Biological rationale for hyperthermia in cancer treatment (II).

Hyperthermia (HT) has gained a great interest in the past two decades. The nature of hyperthermia-induced cell lethality is quite different from that of radiation-induced killing. The G1-phase of the cell cycle is the most resistant to HT while S-phase cells are quite sensitive. In addition to heat-induced cytotoxicity, HT sensitizes cells to low LET ionizing radiation. The mechanism of heat cytotoxicity is distinct from that of ionizing radiation. Unlike the response to ionizing radiation, heat cytotoxicity is influenced by thermotolerance, low pH and nutritional deprivation, but is independent of acute hypoxia. Also, blood flow influences the heating characteristics of a tumor relative to normal tissue, and vascular collapse may occur after heating. Thermotolerance is a nonheritable resistance to HT induced by exposure to heat and other cytotoxic agents. Thermotolerance develops within 2-3 h during exposure to temperatures less than 43 degrees C. Cells exposed for a brief period to temperatures higher than 43 degrees C are sensitized to exposure to temperatures below 43 degrees C. This is called "stepdown heating, SDH". SDH results from the inhibition of thermotolerance development by exposure to the high temperature.
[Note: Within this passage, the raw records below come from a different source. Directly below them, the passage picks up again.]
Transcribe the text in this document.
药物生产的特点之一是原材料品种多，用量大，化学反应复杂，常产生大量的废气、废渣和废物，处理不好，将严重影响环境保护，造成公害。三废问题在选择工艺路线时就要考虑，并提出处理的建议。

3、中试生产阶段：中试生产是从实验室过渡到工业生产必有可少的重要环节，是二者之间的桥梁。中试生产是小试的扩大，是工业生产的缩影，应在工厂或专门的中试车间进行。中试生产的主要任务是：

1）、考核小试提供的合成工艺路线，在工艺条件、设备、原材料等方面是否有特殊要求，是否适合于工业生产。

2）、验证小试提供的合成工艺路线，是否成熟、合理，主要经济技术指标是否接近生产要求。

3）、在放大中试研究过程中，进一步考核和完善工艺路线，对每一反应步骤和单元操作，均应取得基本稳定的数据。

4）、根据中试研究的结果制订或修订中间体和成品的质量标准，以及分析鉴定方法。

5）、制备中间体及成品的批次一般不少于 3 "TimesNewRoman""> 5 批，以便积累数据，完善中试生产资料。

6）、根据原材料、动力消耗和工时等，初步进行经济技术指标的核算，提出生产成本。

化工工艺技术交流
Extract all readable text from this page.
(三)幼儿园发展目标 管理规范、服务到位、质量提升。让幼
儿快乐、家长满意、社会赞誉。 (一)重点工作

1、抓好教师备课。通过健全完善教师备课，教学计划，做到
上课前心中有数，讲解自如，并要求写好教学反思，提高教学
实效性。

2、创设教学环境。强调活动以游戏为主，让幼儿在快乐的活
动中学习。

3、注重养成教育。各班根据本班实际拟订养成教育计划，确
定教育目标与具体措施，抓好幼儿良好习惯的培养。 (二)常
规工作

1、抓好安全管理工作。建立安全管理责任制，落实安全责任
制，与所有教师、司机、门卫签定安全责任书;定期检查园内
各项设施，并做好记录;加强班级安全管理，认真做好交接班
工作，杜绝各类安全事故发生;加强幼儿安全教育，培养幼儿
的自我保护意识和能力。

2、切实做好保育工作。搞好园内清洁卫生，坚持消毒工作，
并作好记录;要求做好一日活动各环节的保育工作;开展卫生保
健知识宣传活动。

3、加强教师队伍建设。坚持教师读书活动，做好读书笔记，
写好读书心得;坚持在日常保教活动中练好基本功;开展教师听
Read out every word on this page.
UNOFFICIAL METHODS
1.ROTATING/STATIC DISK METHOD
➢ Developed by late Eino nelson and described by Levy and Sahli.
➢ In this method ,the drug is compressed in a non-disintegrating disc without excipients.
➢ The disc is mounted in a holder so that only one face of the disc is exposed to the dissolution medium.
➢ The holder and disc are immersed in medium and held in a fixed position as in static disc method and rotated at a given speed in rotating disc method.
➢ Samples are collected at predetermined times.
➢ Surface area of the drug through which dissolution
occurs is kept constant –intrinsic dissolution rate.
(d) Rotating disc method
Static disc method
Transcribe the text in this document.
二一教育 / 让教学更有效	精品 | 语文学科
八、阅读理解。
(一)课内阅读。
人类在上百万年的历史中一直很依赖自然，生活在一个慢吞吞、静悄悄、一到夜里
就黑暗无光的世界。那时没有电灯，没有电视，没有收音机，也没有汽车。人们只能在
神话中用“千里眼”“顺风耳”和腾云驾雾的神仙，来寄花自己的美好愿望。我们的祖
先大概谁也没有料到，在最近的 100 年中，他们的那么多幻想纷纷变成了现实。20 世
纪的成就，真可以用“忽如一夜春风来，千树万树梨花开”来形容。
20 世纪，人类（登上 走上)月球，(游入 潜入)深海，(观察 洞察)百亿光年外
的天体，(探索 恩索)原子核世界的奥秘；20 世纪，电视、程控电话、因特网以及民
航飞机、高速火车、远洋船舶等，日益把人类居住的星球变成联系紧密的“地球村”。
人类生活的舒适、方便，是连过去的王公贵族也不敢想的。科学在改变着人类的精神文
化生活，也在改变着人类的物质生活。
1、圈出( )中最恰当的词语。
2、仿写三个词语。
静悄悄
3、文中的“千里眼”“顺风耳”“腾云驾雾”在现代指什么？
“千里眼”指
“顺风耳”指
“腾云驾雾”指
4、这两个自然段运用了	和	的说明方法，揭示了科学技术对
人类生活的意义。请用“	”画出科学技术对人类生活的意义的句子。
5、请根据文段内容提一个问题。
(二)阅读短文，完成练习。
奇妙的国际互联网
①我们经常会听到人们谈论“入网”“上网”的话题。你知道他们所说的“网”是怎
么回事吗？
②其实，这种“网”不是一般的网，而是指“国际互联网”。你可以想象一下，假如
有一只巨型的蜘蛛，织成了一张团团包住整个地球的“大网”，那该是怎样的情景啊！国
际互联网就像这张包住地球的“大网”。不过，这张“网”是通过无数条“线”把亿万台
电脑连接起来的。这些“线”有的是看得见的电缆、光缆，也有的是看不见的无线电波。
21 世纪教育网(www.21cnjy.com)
Cells are sensitized to HT damage by acutely lowering pH, and thermotolerance development is reduced at low pH. Reduced pH also enhances thermoradiosensitization. Since much of a tumor population is at low pH, and these tumor cells are very likely to be hypoxic and radioresistant, this offers one of the strongest reasons for combining HT with radiation therapy in the treatment of human tumors. The neovasculature in tumors does not respond to increased temperatures as do blood vessels in normal tissues, and these differences in blood flow may lead to selective tumor heating. HT dramatically enhances the cytotoxicity of the electron affinic radiosensitizers in hypoxic cells. HT sensitizes the cell to many cytotoxic agents and even converts some drugs that are innocuous to highly toxic. HT chemosensitization may occur by an increased reaction rate, increased permeability, or decreased repair. The most promising chemosensitization by HT would seem to be with alkylating agents and cis-platinum since they are enhanced at all elevated temperatures.